Hari sudah mulai gelap. Kurang lebih 2 setengah jam kami berjalan. Sawah, hutan, tanjakan, turunan adalah medan yang kami lewati. Di tengah hujan yang pelan pelan menderas, dibalut setelan jas hujan
berwarna ungu, gw membungkukan badan. Gw menggendong carrier di pundak, sambil menggendong sebuah ransel di bagian depan, juga menyelempangkan sebuah
tas kecil. Gw sempurna dalam posisi rukuk. Mengambil nafas. Dibandingkan duduk, posisi ini dapat
membantu kita untuk beristirahat sejenak saat kelelahan berjalan. Melancarkan
peredaran darah tanpa harus kehilangan panas tubuh yang akan membuat lebih
lelah. Gandewa mengajarkan ini kepada gw.
Setelah dianggap cukup, gw menarik tali carrier. Mengencangkannya agar carrier dan pundak gw tak berjarak. Gw kembali berjalan sambil sesekali melihat ke belakang. Uty, Kak Seto, Mushab, dan Kak Nuel bergantian menjijing koper milik Uty yang ukurannya cukup besar. Tentu saja, di medan seperti ini koper tidak bisa ditarik. Bisa bisa tenggelam di dalam lumpur. Koper itu harus dijinjing. Besok besok akan gw bilang kepada Uty, " Ty, udah dibilang jangan bawa butik ke sini. Repot kan"

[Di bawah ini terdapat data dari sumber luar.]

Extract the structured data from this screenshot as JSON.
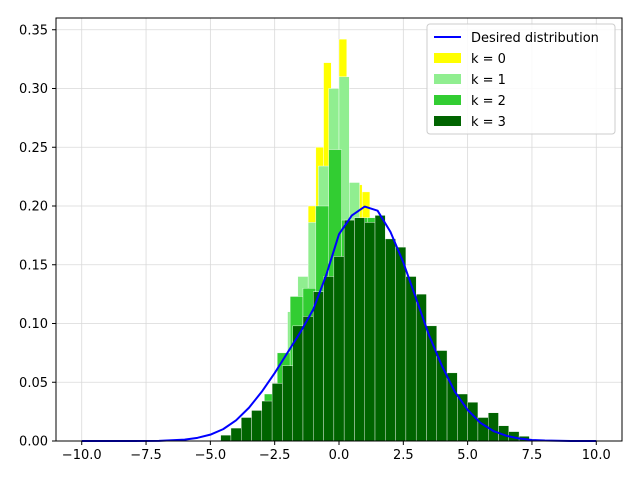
{
  "chart_data": {
    "type": "histogram",
    "xlim": [
      -11.0,
      11.0
    ],
    "ylim": [
      0,
      0.36
    ],
    "xticks": [
      -10,
      -7.5,
      -5,
      -2.5,
      0,
      2.5,
      5,
      7.5,
      10
    ],
    "xtick_labels": [
      "−10.0",
      "−7.5",
      "−5.0",
      "−2.5",
      "0.0",
      "2.5",
      "5.0",
      "7.5",
      "10.0"
    ],
    "yticks": [
      0,
      0.05,
      0.1,
      0.15,
      0.2,
      0.25,
      0.3,
      0.35
    ],
    "ytick_labels": [
      "0.00",
      "0.05",
      "0.10",
      "0.15",
      "0.20",
      "0.25",
      "0.30",
      "0.35"
    ],
    "grid": true,
    "legend_position": "top-right",
    "curve": {
      "name": "Desired distribution",
      "color": "#0000ff",
      "x": [
        -10,
        -9,
        -8,
        -7,
        -6,
        -5.5,
        -5,
        -4.5,
        -4,
        -3.5,
        -3,
        -2.5,
        -2,
        -1.5,
        -1,
        -0.5,
        0,
        0.5,
        1,
        1.5,
        2,
        2.5,
        3,
        3.5,
        4,
        4.5,
        5,
        5.5,
        6,
        6.5,
        7,
        7.5,
        8,
        9,
        10
      ],
      "y": [
        0.0,
        0.0,
        0.0,
        0.0001,
        0.0012,
        0.0027,
        0.0054,
        0.0101,
        0.0176,
        0.0283,
        0.042,
        0.0578,
        0.0752,
        0.0926,
        0.112,
        0.141,
        0.176,
        0.192,
        0.1995,
        0.196,
        0.178,
        0.152,
        0.121,
        0.09,
        0.064,
        0.042,
        0.0265,
        0.0154,
        0.0085,
        0.0045,
        0.0021,
        0.0009,
        0.0004,
        0.0,
        0.0
      ]
    },
    "series": [
      {
        "name": "k = 0",
        "color": "#ffff00",
        "bins": [
          [
            -1.8,
            -1.5,
            0.082
          ],
          [
            -1.5,
            -1.2,
            0.125
          ],
          [
            -1.2,
            -0.9,
            0.2
          ],
          [
            -0.9,
            -0.6,
            0.25
          ],
          [
            -0.6,
            -0.3,
            0.322
          ],
          [
            -0.3,
            0.0,
            0.278
          ],
          [
            0.0,
            0.3,
            0.342
          ],
          [
            0.3,
            0.6,
            0.215
          ],
          [
            0.6,
            0.9,
            0.218
          ],
          [
            0.9,
            1.2,
            0.212
          ],
          [
            1.2,
            1.5,
            0.088
          ],
          [
            1.5,
            1.8,
            0.105
          ]
        ]
      },
      {
        "name": "k = 1",
        "color": "#90ee90",
        "bins": [
          [
            -2.4,
            -2.0,
            0.06
          ],
          [
            -2.0,
            -1.6,
            0.11
          ],
          [
            -1.6,
            -1.2,
            0.14
          ],
          [
            -1.2,
            -0.8,
            0.186
          ],
          [
            -0.8,
            -0.4,
            0.234
          ],
          [
            -0.4,
            0.0,
            0.3
          ],
          [
            0.0,
            0.4,
            0.31
          ],
          [
            0.4,
            0.8,
            0.22
          ],
          [
            0.8,
            1.2,
            0.16
          ],
          [
            1.2,
            1.6,
            0.08
          ],
          [
            1.6,
            2.0,
            0.06
          ]
        ]
      },
      {
        "name": "k = 2",
        "color": "#32cd32",
        "bins": [
          [
            -3.4,
            -2.9,
            0.02
          ],
          [
            -2.9,
            -2.4,
            0.04
          ],
          [
            -2.4,
            -1.9,
            0.075
          ],
          [
            -1.9,
            -1.4,
            0.123
          ],
          [
            -1.4,
            -0.9,
            0.13
          ],
          [
            -0.9,
            -0.4,
            0.2
          ],
          [
            -0.4,
            0.1,
            0.248
          ],
          [
            0.1,
            0.6,
            0.188
          ],
          [
            0.6,
            1.1,
            0.19
          ],
          [
            1.1,
            1.6,
            0.19
          ],
          [
            1.6,
            2.1,
            0.17
          ],
          [
            2.1,
            2.6,
            0.12
          ],
          [
            2.6,
            3.1,
            0.08
          ],
          [
            3.1,
            3.6,
            0.05
          ]
        ]
      },
      {
        "name": "k = 3",
        "color": "#006400",
        "bins": [
          [
            -4.6,
            -4.2,
            0.005
          ],
          [
            -4.2,
            -3.8,
            0.011
          ],
          [
            -3.8,
            -3.4,
            0.02
          ],
          [
            -3.4,
            -3.0,
            0.026
          ],
          [
            -3.0,
            -2.6,
            0.034
          ],
          [
            -2.6,
            -2.2,
            0.049
          ],
          [
            -2.2,
            -1.8,
            0.064
          ],
          [
            -1.8,
            -1.4,
            0.098
          ],
          [
            -1.4,
            -1.0,
            0.106
          ],
          [
            -1.0,
            -0.6,
            0.127
          ],
          [
            -0.6,
            -0.2,
            0.14
          ],
          [
            -0.2,
            0.2,
            0.157
          ],
          [
            0.2,
            0.6,
            0.188
          ],
          [
            0.6,
            1.0,
            0.19
          ],
          [
            1.0,
            1.4,
            0.186
          ],
          [
            1.4,
            1.8,
            0.192
          ],
          [
            1.8,
            2.2,
            0.172
          ],
          [
            2.2,
            2.6,
            0.165
          ],
          [
            2.6,
            3.0,
            0.14
          ],
          [
            3.0,
            3.4,
            0.125
          ],
          [
            3.4,
            3.8,
            0.098
          ],
          [
            3.8,
            4.2,
            0.077
          ],
          [
            4.2,
            4.6,
            0.058
          ],
          [
            4.6,
            5.0,
            0.04
          ],
          [
            5.0,
            5.4,
            0.033
          ],
          [
            5.4,
            5.8,
            0.02
          ],
          [
            5.8,
            6.2,
            0.024
          ],
          [
            6.2,
            6.6,
            0.013
          ],
          [
            6.6,
            7.0,
            0.008
          ],
          [
            7.0,
            7.4,
            0.004
          ]
        ]
      }
    ]
  }
}
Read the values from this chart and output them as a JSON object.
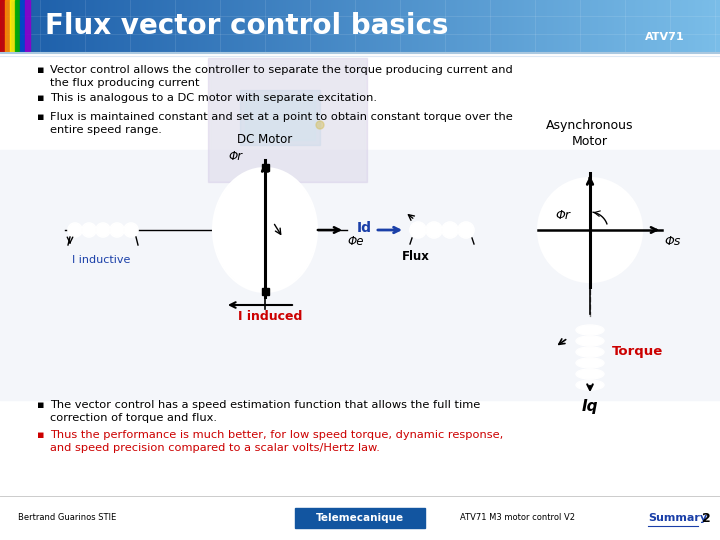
{
  "title": "Flux vector control basics",
  "title_color": "#FFFFFF",
  "bg_color": "#f0f4f8",
  "bullet1": "Vector control allows the controller to separate the torque producing current and\nthe flux producing current",
  "bullet2": "This is analogous to a DC motor with separate excitation.",
  "bullet3": "Flux is maintained constant and set at a point to obtain constant torque over the\nentire speed range.",
  "bullet4": "The vector control has a speed estimation function that allows the full time\ncorrection of torque and flux.",
  "bullet5": "Thus the performance is much better, for low speed torque, dynamic response,\nand speed precision compared to a scalar volts/Hertz law.",
  "bullet5_color": "#cc0000",
  "footer_left": "Bertrand Guarinos STIE",
  "footer_center": "Telemecanique",
  "footer_right": "ATV71 M3 motor control V2",
  "footer_summary": "Summary",
  "footer_page": "2",
  "dc_motor_label": "DC Motor",
  "phi_r_label": "Φr",
  "phi_e_label": "Φe",
  "i_inductive_label": "I inductive",
  "i_induced_label": "I induced",
  "async_motor_label": "Asynchronous\nMotor",
  "id_label": "Id",
  "flux_label": "Flux",
  "phi_r2_label": "Φr",
  "phi_s_label": "Φs",
  "torque_label": "Torque",
  "iq_label": "Iq",
  "blue_color": "#1a3fa8",
  "red_color": "#cc0000",
  "header_grad_left": "#1a5ca8",
  "header_grad_right": "#7abde8"
}
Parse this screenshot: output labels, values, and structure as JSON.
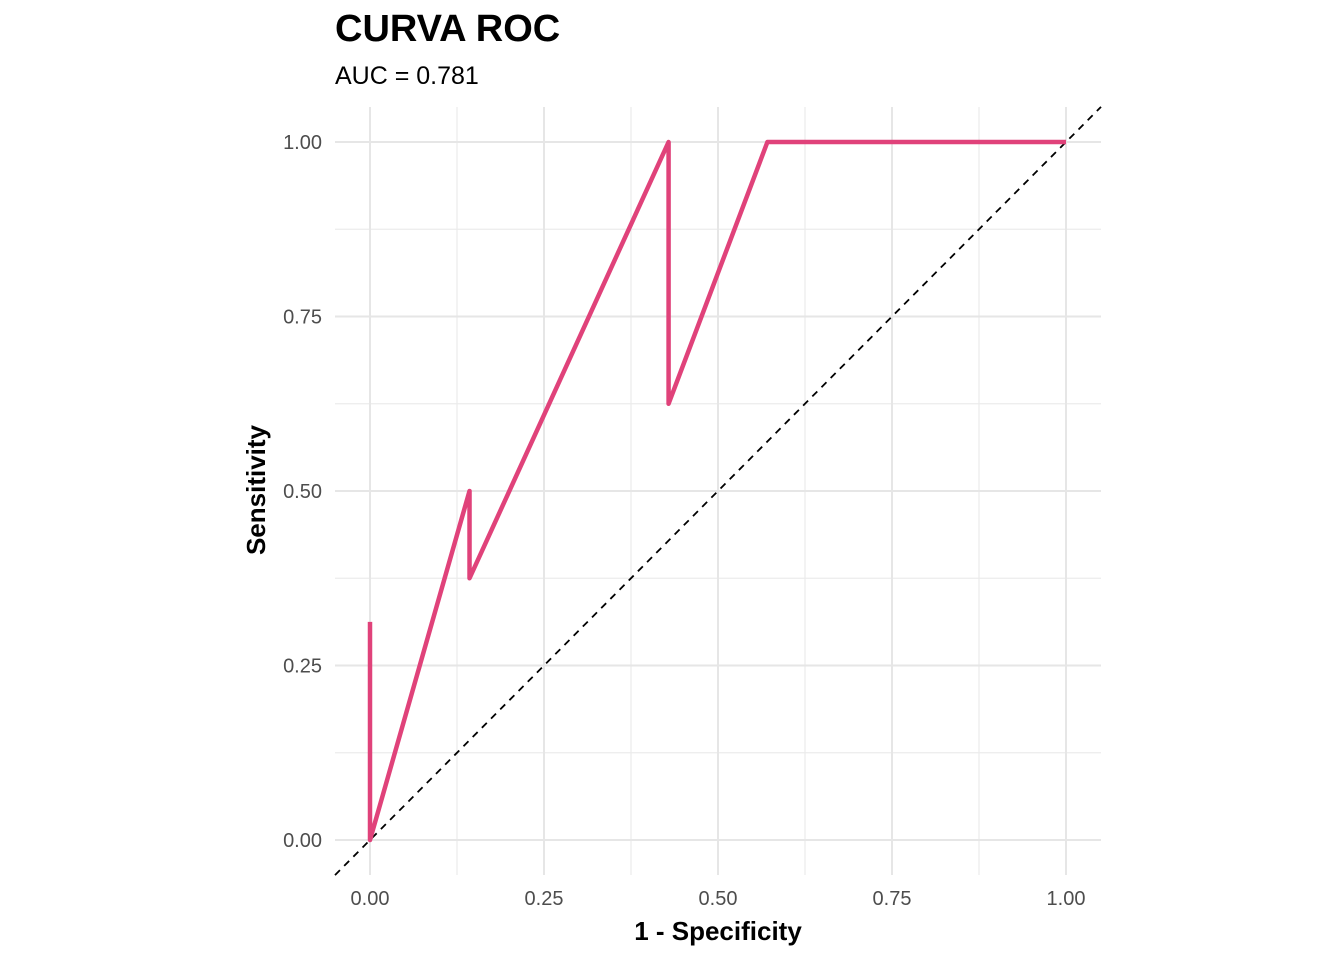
{
  "chart_data": {
    "type": "line",
    "title": "CURVA ROC",
    "subtitle": "AUC = 0.781",
    "xlabel": "1 - Specificity",
    "ylabel": "Sensitivity",
    "xlim": [
      0,
      1
    ],
    "ylim": [
      0,
      1
    ],
    "x_ticks": [
      "0.00",
      "0.25",
      "0.50",
      "0.75",
      "1.00"
    ],
    "y_ticks": [
      "0.00",
      "0.25",
      "0.50",
      "0.75",
      "1.00"
    ],
    "grid": true,
    "series": [
      {
        "color": "#e0427a",
        "x": [
          0.0,
          0.0,
          0.143,
          0.143,
          0.429,
          0.429,
          0.571,
          1.0
        ],
        "y": [
          0.3125,
          0.0,
          0.5,
          0.375,
          1.0,
          0.625,
          1.0,
          1.0
        ]
      }
    ],
    "reference_line": {
      "x": [
        0,
        1
      ],
      "y": [
        0,
        1
      ],
      "style": "dashed",
      "color": "#000000"
    }
  }
}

Gw berniat untuk menawarkan bantuan. Tapi niat itu gw tepis saat gw ingat kondisi gw sekarang. Ini carrier terberat yang pernah gw bawa. Redo (nama carrier gw) berukuran 65 liter. Itu belum termasuk ruang ekstensinya. Biasanya, ruang ekstensi itu tidak pernah dipakai. Bahkan saat gw mendaki ke Semeru sekalipun yang merupakan perjalanan terpanjang gw. Kali ini, muatan barang yang gw bawa begitu banyak. Ruang ekstensi itu terpakai seluruhnya. Belum ditambah dengan ransel dan dalam kondisi kehujanan. Untuk pertama kalinya muka gw sampai merah saat membawa carrier. Gw kepayahan. Baiklah, jangan sok tahu mau bantu orang lain, Tut. Bantu diri lw sendiri.
Tepat di samping tempat gw membungkukan badan tadi, gw tidak menyadari adanya sebuah tiang listrik yang ambruk.
***
Hari kedua di Desa Cipeuti. Hari pertama mengajar. Hari
pertama tanpa kemewahan. Tanpa penerangan.
Jumat, 11 Januari 2013
Saat gw berniat menuliskan tulisan ini, di depan gw, dua
adik angkat gw sedang menggambar cita-citanya. Murti yang tertua.
Gambarnya sebuah toko baju dan sepatu yang berada di pinggir jalan raya. Yap.
Murti bilang ia ingin menjadi pengusaha toko. Sedangkan Sada, si adik laki-laki
menggambar lapangan sepakbola lengkap dengan gawangnya. Ia ingin menjadi
pemain sepakbola (Yang kemudian berubah menjadi dokter). Cita-cita yang biasa kita dengar bukan?
Yang tidak biasa, mereka bersemangat menggambar hanya dengan satu lilin untuk
penerangan. Tiang listrik desa yang ambruk karena hujan besar, menyebabkan
sudah empat hari empat malam tidak ada listrik di desa ini.
Mereka bersekolah di SDN Kertaraharja 1. Tempat gw mengajar
dalam Gerakan UI Mengajar. Hari ini hari pertama gw mengajar. Sebelumnya, gw
mendengar bahwa ada warga yang hampir menangis saat melihat kedatangan kami
dalam kondisi hujan lebat, berjalan kaki dari desa sebelumnya, dengan membawa
bawaan yang luar biasa berat, dan harus melewati kondisi jalan yang… di
kemudian hari membuat gw serasa terbang saat berada di atas aspal.
Sayangnya, warga tidak tahu bahwa bukan hanya mereka yang
hampir menangis. Gw, pengajar kelas 5 SDN Kertaraharja 1 juga hampir menangis
melihat sambutan dan antusiasme anak-anak di sini. Mereka saling berebut
mencium tangan kami sambil mengucapkan salam kepada kami yang mereka ketahui
akan menjadi guru barunya.
Belum banyak yang bisa gw tumpahkan di tulisan ini. Tapi
yang perlu kawan ketahui, kata siapa anak Indonesia pemalas? Di sini,
kami menemukan banyak anak yang tetap menerjang hujan dan lumpur, tiba di
sekolah satu jam sebelum mereka masuk, walaupun mereka tahu terkadang harus
pulang kembali karena guru mereka tidak akan datang karena hambatan geografis.